Este es un asunto de suma importancia. En Lucas 24:47 leemos que era necesario “que se predicase en su nombre el arrepentimiento y el perdón de pecados en todas las naciones, comenzando desde Jerusalén”. Esto no se discute, pero se ha llegado a pensar que el arrepentimiento es preliminar a la fe, y esto ha debilitado la predicación, tanto entre nosotros como en otras partes. Todos nosotros somos proclives a inclinarnos hacia un lado o hacia el otro y, de este modo, el verdadero lugar que tiene el arrepentimiento ha sido obscurecido y la presentación de éste se ha debilitado. Y en ello hay algo nocivo: los derechos de Dios son dejados de lado o son empequeñecidos.

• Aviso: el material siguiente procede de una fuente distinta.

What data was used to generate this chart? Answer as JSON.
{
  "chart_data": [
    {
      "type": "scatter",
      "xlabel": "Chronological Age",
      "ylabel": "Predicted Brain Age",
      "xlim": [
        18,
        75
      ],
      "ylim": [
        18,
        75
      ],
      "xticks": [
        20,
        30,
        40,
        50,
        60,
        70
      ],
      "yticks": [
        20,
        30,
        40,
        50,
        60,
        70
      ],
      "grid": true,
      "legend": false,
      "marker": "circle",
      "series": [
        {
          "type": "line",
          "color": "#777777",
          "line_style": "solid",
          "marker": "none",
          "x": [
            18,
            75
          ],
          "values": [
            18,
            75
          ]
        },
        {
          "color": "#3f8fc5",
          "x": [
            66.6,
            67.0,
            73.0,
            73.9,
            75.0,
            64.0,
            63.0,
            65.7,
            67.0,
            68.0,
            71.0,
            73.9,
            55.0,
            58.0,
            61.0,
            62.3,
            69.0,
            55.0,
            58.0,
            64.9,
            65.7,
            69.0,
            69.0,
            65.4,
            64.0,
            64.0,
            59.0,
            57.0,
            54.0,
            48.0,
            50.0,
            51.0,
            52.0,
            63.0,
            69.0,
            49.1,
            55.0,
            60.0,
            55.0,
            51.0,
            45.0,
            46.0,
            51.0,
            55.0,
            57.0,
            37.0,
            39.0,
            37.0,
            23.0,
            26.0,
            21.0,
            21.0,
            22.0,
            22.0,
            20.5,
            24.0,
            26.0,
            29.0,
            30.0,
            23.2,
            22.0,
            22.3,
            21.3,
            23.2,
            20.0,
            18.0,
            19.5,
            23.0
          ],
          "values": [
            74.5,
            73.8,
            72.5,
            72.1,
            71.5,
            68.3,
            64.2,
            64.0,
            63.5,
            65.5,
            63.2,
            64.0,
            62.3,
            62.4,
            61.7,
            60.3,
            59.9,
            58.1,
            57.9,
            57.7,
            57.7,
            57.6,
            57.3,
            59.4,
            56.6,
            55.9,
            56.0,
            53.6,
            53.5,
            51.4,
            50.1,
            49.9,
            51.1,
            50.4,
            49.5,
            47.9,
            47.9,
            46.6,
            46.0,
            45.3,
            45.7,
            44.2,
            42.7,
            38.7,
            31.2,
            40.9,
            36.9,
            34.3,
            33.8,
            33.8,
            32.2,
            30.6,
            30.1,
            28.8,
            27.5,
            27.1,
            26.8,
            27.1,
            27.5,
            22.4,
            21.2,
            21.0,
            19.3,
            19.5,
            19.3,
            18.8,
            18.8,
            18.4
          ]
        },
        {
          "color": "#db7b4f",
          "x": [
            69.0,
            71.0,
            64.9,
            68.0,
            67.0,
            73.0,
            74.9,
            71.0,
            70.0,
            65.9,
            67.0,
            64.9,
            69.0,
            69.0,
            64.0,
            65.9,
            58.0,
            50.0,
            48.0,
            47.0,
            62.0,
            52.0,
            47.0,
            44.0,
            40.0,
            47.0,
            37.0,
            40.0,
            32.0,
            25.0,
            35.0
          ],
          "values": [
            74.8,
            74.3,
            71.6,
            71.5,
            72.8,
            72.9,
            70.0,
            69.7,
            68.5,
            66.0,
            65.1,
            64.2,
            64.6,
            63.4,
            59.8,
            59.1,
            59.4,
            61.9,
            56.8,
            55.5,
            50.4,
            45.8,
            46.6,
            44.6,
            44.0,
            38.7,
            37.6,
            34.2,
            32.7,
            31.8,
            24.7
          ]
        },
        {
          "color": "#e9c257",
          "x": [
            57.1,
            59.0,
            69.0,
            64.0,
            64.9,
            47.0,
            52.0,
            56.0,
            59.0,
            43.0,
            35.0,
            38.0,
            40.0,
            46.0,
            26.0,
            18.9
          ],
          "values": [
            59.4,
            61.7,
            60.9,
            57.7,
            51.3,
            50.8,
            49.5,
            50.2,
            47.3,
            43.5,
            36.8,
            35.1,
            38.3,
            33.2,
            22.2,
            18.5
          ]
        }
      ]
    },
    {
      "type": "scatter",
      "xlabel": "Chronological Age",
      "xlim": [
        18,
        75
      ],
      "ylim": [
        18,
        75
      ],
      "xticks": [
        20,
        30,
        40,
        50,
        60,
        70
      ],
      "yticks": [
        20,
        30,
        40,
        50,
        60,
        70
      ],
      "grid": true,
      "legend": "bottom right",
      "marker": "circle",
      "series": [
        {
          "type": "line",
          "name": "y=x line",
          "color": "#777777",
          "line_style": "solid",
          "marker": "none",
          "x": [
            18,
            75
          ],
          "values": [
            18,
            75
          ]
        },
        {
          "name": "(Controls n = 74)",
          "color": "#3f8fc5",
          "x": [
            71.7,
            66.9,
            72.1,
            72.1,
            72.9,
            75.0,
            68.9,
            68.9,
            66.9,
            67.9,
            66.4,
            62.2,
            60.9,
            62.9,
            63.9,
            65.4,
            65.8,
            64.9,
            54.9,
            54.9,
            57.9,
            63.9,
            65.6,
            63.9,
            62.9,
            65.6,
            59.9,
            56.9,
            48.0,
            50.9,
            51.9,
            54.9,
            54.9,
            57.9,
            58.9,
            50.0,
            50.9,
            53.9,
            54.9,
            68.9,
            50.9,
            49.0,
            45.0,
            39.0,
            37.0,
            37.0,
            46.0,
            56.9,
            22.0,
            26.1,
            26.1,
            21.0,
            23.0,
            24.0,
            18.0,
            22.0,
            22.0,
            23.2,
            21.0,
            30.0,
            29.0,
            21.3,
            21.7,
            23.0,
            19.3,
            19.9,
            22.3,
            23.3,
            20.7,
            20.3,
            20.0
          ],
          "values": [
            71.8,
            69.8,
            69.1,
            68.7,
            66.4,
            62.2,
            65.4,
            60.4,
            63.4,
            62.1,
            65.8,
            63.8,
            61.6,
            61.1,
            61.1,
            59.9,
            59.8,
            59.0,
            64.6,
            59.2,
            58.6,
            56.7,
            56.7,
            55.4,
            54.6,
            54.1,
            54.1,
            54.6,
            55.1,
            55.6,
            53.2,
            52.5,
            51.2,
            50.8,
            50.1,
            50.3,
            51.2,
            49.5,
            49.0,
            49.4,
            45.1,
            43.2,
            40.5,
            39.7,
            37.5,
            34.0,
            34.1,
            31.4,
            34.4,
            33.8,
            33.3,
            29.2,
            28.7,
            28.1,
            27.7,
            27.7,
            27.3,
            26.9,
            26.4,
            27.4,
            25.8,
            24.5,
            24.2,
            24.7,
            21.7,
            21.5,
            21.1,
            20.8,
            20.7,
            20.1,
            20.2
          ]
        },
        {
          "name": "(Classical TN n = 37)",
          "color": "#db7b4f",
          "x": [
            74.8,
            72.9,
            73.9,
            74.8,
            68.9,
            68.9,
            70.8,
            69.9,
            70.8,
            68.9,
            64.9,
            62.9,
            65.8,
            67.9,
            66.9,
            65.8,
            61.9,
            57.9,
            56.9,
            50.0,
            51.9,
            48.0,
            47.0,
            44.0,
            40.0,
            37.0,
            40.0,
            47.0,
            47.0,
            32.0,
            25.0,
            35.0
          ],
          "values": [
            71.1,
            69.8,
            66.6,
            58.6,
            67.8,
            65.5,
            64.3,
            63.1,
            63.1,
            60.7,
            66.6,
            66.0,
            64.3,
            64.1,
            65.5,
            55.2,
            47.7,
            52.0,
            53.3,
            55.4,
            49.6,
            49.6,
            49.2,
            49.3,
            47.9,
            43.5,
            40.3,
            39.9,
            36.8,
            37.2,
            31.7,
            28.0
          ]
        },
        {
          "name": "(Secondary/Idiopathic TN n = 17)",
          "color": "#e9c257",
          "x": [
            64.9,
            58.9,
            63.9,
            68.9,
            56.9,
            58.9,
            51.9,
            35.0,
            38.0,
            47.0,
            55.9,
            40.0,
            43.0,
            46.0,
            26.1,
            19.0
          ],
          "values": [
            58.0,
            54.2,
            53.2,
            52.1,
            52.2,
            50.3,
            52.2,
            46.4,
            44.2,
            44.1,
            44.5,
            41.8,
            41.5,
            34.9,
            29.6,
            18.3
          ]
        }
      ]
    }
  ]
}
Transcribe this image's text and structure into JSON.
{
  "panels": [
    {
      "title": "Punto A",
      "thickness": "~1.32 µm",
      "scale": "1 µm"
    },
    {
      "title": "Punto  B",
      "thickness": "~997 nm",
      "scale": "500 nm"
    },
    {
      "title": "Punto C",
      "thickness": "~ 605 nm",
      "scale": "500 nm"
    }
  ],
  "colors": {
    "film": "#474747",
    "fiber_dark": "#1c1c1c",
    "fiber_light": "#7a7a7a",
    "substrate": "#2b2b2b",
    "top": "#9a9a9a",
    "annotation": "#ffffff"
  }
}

En el presente, Dios reúne a los suyos con prontitud, si me puedo expresar de este modo: el Señor viene y ¡ay de nosotros si decimos que Él difiere su venida! Dios, rápidamente, saca fuera del mundo a los coherederos, así como en el pasado, cuando hizo proclamar: “Sed salvos de esta perversa generación” (Hechos 2:40). Entonces, Jerusalén iba a ser destruida; Dios “ahora manda a todos los hombres en todo lugar, que se arrepientan; por cuanto ha establecido un día en el cual juzgará al mundo con justicia, por aquel varón a quien designó” para ello (Hechos 17:30-31).
Dios exige el arrepentimiento y si al predicar yo digo solamente: «Dios te ama; tú eres un pobre pecador; he aquí la gracia está disponible para ti» (aunque seguramente que he de decirlo), y dejo de lado el arrepentimiento, estaré dejando de lado la conciencia del hombre.
El arrepentimiento es enjuiciarnos a nosotros mismos acerca de todo lo que hemos hecho y lo que hemos sido, es enjuiciarnos en la presencia de Dios, por un efecto de la gracia, aun cuando, incluso ahora, bajo la gracia, pueda tener lugar un arrepentimiento debido a la ley. Pero si el arrepentimiento es puesto antes que la fe, se socava todo el fundamento sobre el cual nos presentarnos ante Dios, pues entonces es algo que tengo para obrar en mi propio corazón y soy incapaz de hacerlo. Cuando predico el arrepentimiento, debo predicarlo en el nombre de Cristo, y en virtud de estar bajo la gracia.
Una vez vuelto a Dios, me veo cada día más claramente en la luz plena; es el infinito amor que ha hecho sobreabundar la gracia donde el pecado abundó; cuando presento a otros el mensaje de Dios, debo presentar los derechos de Dios, diciendo: «Si no te arrepientes y vuelves a Dios, estás perdido.» Pero si en el nombre de Cristo llamo a las personas al arrepentimiento, para poder arrepentirse es necesario que ellas crean en Cristo.
Dios manda que todos se arrepientan; si ellos no lo hacen, vendrán a juicio. Como hombre tú tienes que dar cuenta a Dios, y ¿en qué estado te encuentras ante Él? Si tu corazón no ha cambiado, ¿tendrás algo conveniente para Dios?
Pero si conjuro a un hombre enfrentándolo con la presencia de Dios, con los derechos de Dios pesando sobre él, y lo hago en gracia —una gracia perfecta—, entonces él retorna y se vuelve a Dios. El arrepentimiento debe ser predicado como aquello que Dios exige del hombre, pero uniendo esta exigencia a la persona del Señor Jesucristo. Efectivamente, tú no puedes tener tus ojos abiertos y fijos sobre el Señor Jesucristo y no aborrecerte como pecador.